華靈兒看著他漸漸遠去的背影,眸光一閃,像是做出了什麼重大決定,旋即沉聲一喝:「站住!」
三當家回過身來。
「你不必去了,我送他們走吧。」華靈兒說完,又轉頭對蕭君默道,「你也走,咱們一道走。」
蕭君默不解:「什麼意思?」
其他三個當家也都面面相覷,不知道她想幹什麼。華靈兒道:「三當家,四當家,你們方才不是說應該走的人是我嗎?那好,我現在就走,不過蕭郎他們得隨我一道走,這樣你們就清凈了。」
眾人聞言,全都丈二和尚摸不著頭腦,蕭君默更是不明所以。龐伯趕緊道:「大當家,方才三當家和四當家他們說的都是氣話,你切莫當真……」
「不,這件事與他們無關,是我自己想走的。」華靈兒笑了笑,表情忽然變得很輕鬆。她說完,低聲對侍女耳語了一下,侍女匆匆離開。片刻後,侍女回來,手裡捧著一個銅匣。華靈兒把銅匣打開,拿出一個東西。
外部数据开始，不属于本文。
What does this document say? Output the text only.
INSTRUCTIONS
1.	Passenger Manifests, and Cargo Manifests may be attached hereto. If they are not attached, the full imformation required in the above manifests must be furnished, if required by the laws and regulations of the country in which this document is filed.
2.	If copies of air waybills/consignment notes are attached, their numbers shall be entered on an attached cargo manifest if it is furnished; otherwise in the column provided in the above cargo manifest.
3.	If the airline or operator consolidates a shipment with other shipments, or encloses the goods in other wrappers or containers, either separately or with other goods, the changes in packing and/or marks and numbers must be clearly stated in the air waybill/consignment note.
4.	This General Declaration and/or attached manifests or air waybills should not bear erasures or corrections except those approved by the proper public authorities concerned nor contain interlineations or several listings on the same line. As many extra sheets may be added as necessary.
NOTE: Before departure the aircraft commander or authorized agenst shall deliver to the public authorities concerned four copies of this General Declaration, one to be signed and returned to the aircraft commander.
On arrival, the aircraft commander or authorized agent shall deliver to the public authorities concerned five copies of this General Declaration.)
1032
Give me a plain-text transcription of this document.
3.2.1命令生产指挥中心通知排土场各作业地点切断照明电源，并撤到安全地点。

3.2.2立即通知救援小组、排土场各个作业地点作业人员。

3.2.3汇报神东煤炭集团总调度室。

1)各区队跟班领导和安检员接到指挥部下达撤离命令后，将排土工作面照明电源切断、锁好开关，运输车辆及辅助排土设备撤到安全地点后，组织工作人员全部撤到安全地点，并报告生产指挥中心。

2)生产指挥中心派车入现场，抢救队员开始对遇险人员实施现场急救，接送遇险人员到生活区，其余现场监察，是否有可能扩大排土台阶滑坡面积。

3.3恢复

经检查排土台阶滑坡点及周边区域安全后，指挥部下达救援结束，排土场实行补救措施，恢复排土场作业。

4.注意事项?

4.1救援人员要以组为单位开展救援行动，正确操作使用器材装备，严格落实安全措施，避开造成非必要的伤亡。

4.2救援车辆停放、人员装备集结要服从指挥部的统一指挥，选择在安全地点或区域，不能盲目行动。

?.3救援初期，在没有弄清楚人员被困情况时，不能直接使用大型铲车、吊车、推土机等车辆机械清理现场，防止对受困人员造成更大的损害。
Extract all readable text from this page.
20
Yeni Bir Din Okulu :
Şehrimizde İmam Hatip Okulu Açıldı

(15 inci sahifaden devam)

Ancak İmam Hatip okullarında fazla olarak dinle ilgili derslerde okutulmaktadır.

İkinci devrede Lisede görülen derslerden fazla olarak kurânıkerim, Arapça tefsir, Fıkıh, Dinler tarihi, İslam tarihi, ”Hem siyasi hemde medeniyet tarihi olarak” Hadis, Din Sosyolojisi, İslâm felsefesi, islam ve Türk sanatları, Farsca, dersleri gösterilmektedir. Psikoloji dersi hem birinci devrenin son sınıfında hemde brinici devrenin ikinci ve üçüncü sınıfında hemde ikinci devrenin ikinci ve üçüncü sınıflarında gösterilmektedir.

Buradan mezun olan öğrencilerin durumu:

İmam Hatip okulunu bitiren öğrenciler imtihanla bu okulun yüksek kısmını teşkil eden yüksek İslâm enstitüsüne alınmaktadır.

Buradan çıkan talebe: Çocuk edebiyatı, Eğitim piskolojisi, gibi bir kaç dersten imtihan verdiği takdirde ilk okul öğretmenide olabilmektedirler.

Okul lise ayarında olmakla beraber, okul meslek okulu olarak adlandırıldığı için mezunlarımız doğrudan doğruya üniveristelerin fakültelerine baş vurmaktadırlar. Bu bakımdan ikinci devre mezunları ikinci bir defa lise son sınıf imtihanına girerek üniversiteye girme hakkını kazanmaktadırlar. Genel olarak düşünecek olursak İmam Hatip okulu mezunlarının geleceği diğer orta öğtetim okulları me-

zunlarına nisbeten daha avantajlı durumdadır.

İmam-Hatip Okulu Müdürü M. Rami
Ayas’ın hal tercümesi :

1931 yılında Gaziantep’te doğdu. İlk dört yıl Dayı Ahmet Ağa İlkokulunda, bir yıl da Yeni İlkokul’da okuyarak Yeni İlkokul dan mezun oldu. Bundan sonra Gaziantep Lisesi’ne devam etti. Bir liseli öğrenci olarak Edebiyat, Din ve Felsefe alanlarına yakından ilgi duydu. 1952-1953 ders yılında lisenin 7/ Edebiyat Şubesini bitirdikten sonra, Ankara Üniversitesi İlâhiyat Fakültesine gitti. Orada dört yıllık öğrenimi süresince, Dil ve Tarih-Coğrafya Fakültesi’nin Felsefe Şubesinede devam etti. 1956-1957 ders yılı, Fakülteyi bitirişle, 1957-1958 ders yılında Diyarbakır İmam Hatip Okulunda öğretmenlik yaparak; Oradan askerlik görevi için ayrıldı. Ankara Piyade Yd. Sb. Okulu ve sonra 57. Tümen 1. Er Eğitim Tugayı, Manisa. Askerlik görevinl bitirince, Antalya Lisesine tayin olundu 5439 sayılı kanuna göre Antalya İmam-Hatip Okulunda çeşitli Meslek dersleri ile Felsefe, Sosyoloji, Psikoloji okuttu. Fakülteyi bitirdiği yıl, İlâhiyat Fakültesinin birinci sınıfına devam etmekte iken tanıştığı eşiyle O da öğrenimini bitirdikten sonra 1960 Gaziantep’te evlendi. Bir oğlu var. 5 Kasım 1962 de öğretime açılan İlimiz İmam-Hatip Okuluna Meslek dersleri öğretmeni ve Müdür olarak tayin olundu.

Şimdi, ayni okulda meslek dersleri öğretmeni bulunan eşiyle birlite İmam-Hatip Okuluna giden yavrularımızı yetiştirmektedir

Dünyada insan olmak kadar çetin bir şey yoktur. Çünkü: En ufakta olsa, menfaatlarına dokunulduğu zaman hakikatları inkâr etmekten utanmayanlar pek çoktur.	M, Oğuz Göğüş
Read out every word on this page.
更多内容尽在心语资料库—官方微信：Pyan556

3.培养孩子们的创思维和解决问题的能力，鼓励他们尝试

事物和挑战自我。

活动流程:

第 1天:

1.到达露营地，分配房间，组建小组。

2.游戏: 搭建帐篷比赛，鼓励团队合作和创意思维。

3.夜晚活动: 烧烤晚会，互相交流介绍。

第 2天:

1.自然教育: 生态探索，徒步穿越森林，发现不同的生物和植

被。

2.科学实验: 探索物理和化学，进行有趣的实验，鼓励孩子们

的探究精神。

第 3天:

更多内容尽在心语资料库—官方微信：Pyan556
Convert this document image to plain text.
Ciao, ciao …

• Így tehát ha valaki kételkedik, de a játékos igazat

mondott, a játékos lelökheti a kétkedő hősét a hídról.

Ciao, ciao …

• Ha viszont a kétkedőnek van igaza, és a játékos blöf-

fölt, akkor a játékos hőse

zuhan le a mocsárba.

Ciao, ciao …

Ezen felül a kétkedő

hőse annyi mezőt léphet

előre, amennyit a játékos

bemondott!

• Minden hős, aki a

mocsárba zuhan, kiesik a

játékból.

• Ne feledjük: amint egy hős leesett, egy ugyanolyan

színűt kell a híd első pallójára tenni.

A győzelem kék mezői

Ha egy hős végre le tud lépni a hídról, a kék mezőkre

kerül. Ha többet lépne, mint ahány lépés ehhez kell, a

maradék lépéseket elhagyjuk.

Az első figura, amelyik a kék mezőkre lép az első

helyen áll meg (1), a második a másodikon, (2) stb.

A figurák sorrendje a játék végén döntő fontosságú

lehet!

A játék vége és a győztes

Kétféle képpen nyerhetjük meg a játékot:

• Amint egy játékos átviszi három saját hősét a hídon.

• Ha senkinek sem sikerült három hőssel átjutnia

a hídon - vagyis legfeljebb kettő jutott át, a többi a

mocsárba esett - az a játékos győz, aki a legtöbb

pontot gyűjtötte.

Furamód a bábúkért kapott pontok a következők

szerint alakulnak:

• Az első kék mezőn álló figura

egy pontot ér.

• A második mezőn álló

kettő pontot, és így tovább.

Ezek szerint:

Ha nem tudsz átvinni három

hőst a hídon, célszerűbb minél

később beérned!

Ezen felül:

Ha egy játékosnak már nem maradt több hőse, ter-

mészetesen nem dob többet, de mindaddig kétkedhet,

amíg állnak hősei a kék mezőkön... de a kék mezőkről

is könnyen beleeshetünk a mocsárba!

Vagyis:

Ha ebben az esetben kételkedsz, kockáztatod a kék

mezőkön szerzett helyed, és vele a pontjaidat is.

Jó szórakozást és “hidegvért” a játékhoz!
蕭君默一看,那是一隻左半邊的貔貅,赫然正是浪遊舵的羽觴。貔貅背面有四個陽刻文字「浪遊之觴」,蕭君默注意到了,其中「之」字的寫法,果然與「無涯之觴」的「之」字完全不同。這無疑進一步證實了他此前的推測:王羲之在《蘭亭序》真跡中寫了二十個不同的「之」字,然後把它們分別用在了一枚盟印和十九枚分舵印上面。
「龐伯,」華靈兒拿著羽觴走到龐伯面前,「你是我爹最信任的兄弟,現在我把羽觴交給你,也把千魔洞的一千多號弟兄交給你,我想,我爹的在天之靈一定不會反對的。」說完,華靈兒便不由分說地把羽觴塞進了龐伯手裡。
龐伯不敢接,但華靈兒卻根本不容他推拒。緊接著,華靈兒環視在場眾人,朗聲道:「弟兄們,能與諸位一道出生入死,是我華靈兒的榮幸,可天下沒有不散的筵席,今日我已決定離開,請你們從即刻起,遵從二當家……不,是大當家的號令,我華靈兒在此謝過諸位!」說完兩手抱拳,向所有人躬身一拜。
三當家和四當家一臉驚愕,還是反應不過來。